In this case, we deal not with deportation, but with the possibility of an enhanced sentence for future criminal conduct. This court already ruled on this exact issue in Lewis v. United States, 902 F.2d 576 (7th Cir.1990), although in Lewis, we relied partially on a prior case involving deportation that is now overruled by Padilla. See Lewis, 902 F.2d at 577 (citing Santos v. Kolb, 880 F.2d 941 (7th Cir.1989), overruled by Padilla v. Kentucky, 559 U.S. 356 (2010)). Nevertheless, because of the limited scope of Padilla (discussed above), our conclusion about future punishment in Lewis remains sound. As we noted, “deportation is a consequence of this [the instant] conviction; enhancement depends on the defendant‘s deciding to commit future crimes.” 902 F.2d at 577 (emphasis in original). Put simply, there is no automatic consequence to the guilty plea in this case.
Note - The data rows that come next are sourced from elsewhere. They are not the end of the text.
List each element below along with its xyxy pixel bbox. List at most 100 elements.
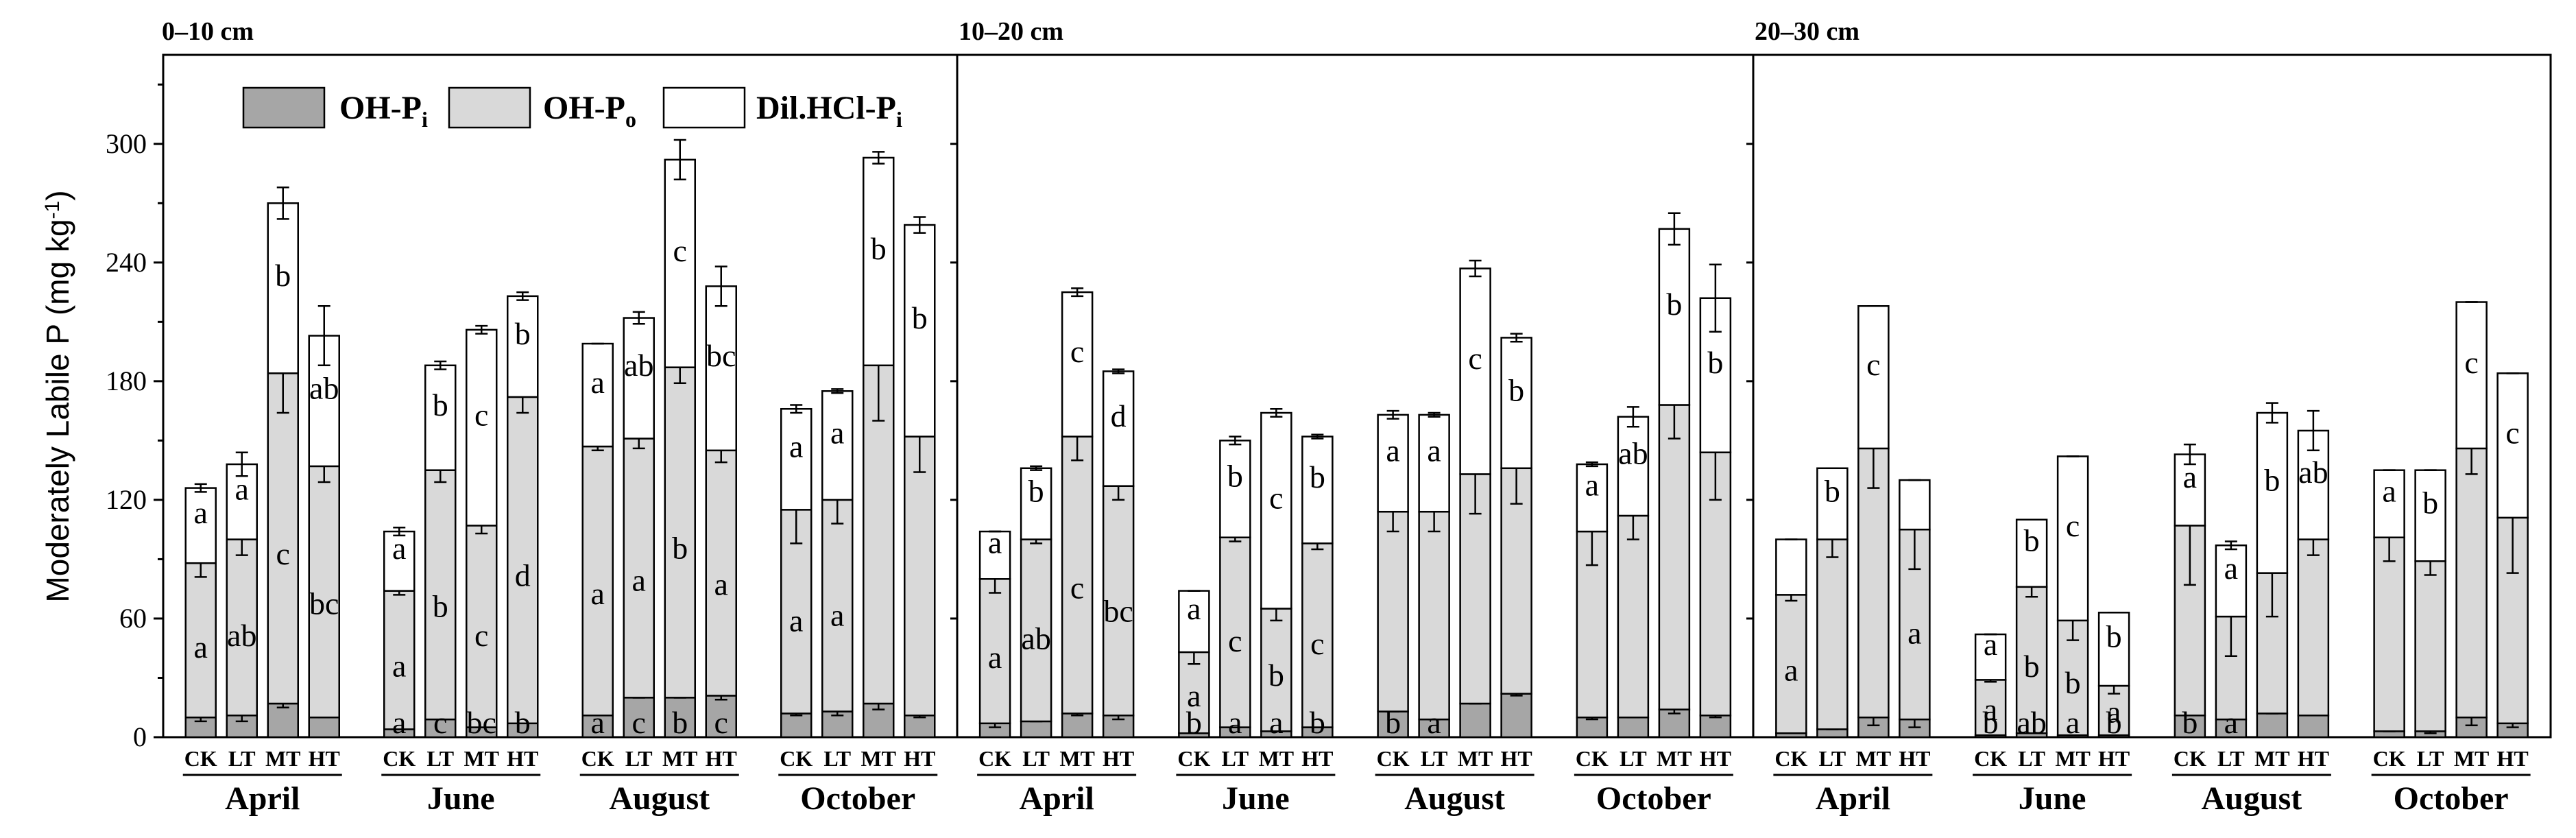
- bar-segment-ohpi: [1020, 720, 1052, 739]
- treatment-label: LT: [1620, 746, 1647, 771]
- bar-segment-ohpi: [2297, 715, 2330, 739]
- significance-letter-hcl: ab: [2298, 455, 2328, 490]
- treatment-label: CK: [1377, 746, 1410, 771]
- bar-segment-ohpo: [1500, 467, 1532, 695]
- treatment-label: HT: [1501, 746, 1532, 771]
- significance-letter-ohpi: b: [1983, 705, 1999, 740]
- bar-segment-ohpo: [1816, 538, 1849, 730]
- treatment-label: CK: [1974, 746, 2007, 771]
- significance-letter-hcl: a: [591, 365, 605, 400]
- treatment-label: CK: [2174, 746, 2206, 771]
- bar-segment-hcl: [1459, 267, 1491, 475]
- bars-layer: aaaabbcabbcaaabbcccbcbdbaaaabaccbbbcacaa…: [184, 139, 2529, 740]
- significance-letter-hcl: c: [673, 233, 687, 268]
- significance-letter-hcl: b: [2106, 619, 2122, 654]
- significance-letter-ohpi: c: [433, 705, 447, 740]
- treatment-label: MT: [1458, 746, 1493, 771]
- legend-label-ohpi: OH-Pi: [339, 90, 428, 132]
- treatment-label: LT: [625, 746, 653, 771]
- significance-letter-ohpi: b: [515, 705, 531, 740]
- bar-segment-hcl: [581, 342, 614, 448]
- bar-segment-ohpi: [2256, 713, 2289, 739]
- significance-letter-ohpo: c: [474, 618, 488, 653]
- treatment-label: HT: [309, 746, 340, 771]
- significance-letter-ohpo: a: [1907, 615, 1921, 650]
- bar-segment-ohpi: [1459, 702, 1491, 739]
- month-label: October: [1596, 780, 1711, 817]
- bar-segment-ohpi: [1617, 716, 1650, 739]
- treatment-label: CK: [1576, 746, 1609, 771]
- significance-letter-hcl: c: [474, 397, 488, 432]
- significance-letter-ohpi: a: [2066, 705, 2080, 740]
- significance-letter-ohpo: a: [714, 567, 728, 602]
- significance-letter-ohpo: b: [2065, 665, 2081, 700]
- significance-letter-ohpo: a: [591, 576, 605, 611]
- bar-segment-ohpi: [308, 716, 340, 739]
- bar-segment-ohpo: [1102, 485, 1135, 717]
- bar-segment-ohpi: [267, 702, 299, 739]
- treatment-label: MT: [1856, 746, 1892, 771]
- bar-segment-hcl: [1576, 463, 1609, 533]
- significance-letter-hcl: a: [1386, 433, 1399, 468]
- significance-letter-ohpo: a: [392, 649, 406, 684]
- significance-letter-hcl: c: [1468, 341, 1482, 376]
- significance-letter-hcl: d: [1111, 398, 1127, 433]
- treatment-label: LT: [2018, 746, 2045, 771]
- bar-segment-hcl: [623, 317, 655, 440]
- bar-segment-hcl: [2215, 544, 2248, 618]
- significance-letter-ohpo: a: [1984, 692, 1997, 727]
- bar-segment-hcl: [821, 390, 854, 501]
- treatment-label: MT: [860, 746, 896, 771]
- bar-segment-hcl: [904, 224, 936, 438]
- bar-segment-hcl: [1377, 414, 1409, 513]
- bar-segment-ohpo: [2373, 536, 2405, 732]
- treatment-label: HT: [1700, 746, 1731, 771]
- significance-letter-ohpo: a: [789, 603, 803, 638]
- significance-letter-ohpi: bc: [467, 705, 496, 740]
- treatment-label: HT: [904, 746, 935, 771]
- significance-letter-ohpo: a: [988, 640, 1002, 675]
- legend-swatch-ohpo: [448, 86, 531, 129]
- treatment-label: HT: [1103, 746, 1134, 771]
- bar-segment-ohpo: [1418, 510, 1450, 721]
- bar-segment-ohpo: [904, 435, 936, 717]
- significance-letter-hcl: b: [2024, 523, 2040, 558]
- bar-segment-ohpo: [184, 562, 217, 719]
- month-label: October: [800, 780, 915, 817]
- bar-segment-ohpo: [2414, 560, 2446, 732]
- bar-segment-ohpo: [581, 445, 614, 717]
- treatment-label: MT: [1259, 746, 1295, 771]
- y-tick-label: 60: [119, 603, 147, 634]
- significance-letter-ohpi: a: [2224, 705, 2238, 740]
- bar-segment-hcl: [2174, 453, 2206, 527]
- significance-letter-ohpo: a: [1187, 678, 1201, 713]
- bar-segment-ohpo: [2015, 586, 2048, 734]
- significance-letter-ohpo: ab: [227, 618, 256, 653]
- treatment-label: MT: [1657, 746, 1692, 771]
- significance-letter-hcl: c: [1269, 480, 1283, 515]
- treatment-label: LT: [823, 746, 851, 771]
- significance-letter-hcl: b: [1227, 459, 1243, 494]
- treatment-label: CK: [581, 746, 614, 771]
- significance-letter-ohpo: a: [2107, 695, 2121, 730]
- month-label: August: [609, 780, 710, 817]
- significance-letter-ohpo: c: [1310, 626, 1324, 661]
- treatment-label: LT: [1022, 746, 1050, 771]
- y-label-close: ): [40, 190, 75, 200]
- bar-segment-hcl: [1500, 337, 1532, 470]
- significance-letter-ohpi: b: [672, 705, 688, 740]
- significance-letter-hcl: ab: [309, 370, 339, 405]
- treatment-label: CK: [2373, 746, 2406, 771]
- bar-segment-hcl: [2496, 372, 2529, 519]
- significance-letter-ohpo: a: [1784, 652, 1798, 687]
- month-label: August: [1404, 780, 1505, 817]
- significance-letter-hcl: b: [871, 231, 887, 266]
- treatment-label: CK: [1177, 746, 1210, 771]
- treatment-label: CK: [1774, 746, 1807, 771]
- bar-segment-ohpo: [1260, 608, 1292, 732]
- bar-segment-ohpi: [1816, 728, 1849, 739]
- significance-letter-hcl: b: [515, 316, 531, 351]
- significance-letter-ohpo: b: [2024, 649, 2040, 684]
- bar-segment-hcl: [2097, 612, 2130, 687]
- y-tick-label: 120: [106, 484, 147, 515]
Any risk present at the time Reeves pleaded guilty in state court in 2004 was entirely contingent on his deciding to commit more crime in the future.
We pause for a moment to consider the absurd ramifications of the rule that Reeves asks us to create. Using Padilla as a springboard, we would be forced to hold that counsel has a constitutional duty to advise the client as to how he might best continue his criminal activity while minimizing his risk of future punishment. This would not only represent unattractive public policy, it finds no support in precedent. The Supreme Court created a rule in Padilla specific to the risk of deportation, and we see no justification for extending that to the realm of future criminal sentence enhancements.
We thus find that it was not unreasonable under Strickland for Reeves’ attorney in the 2004 proceedings to fail to advise his client that a guilty plea could result in a later sentencing enhancement
III. CONCLUSION
For the aforementioned reasons, we AFFIRM the district court‘s sentence.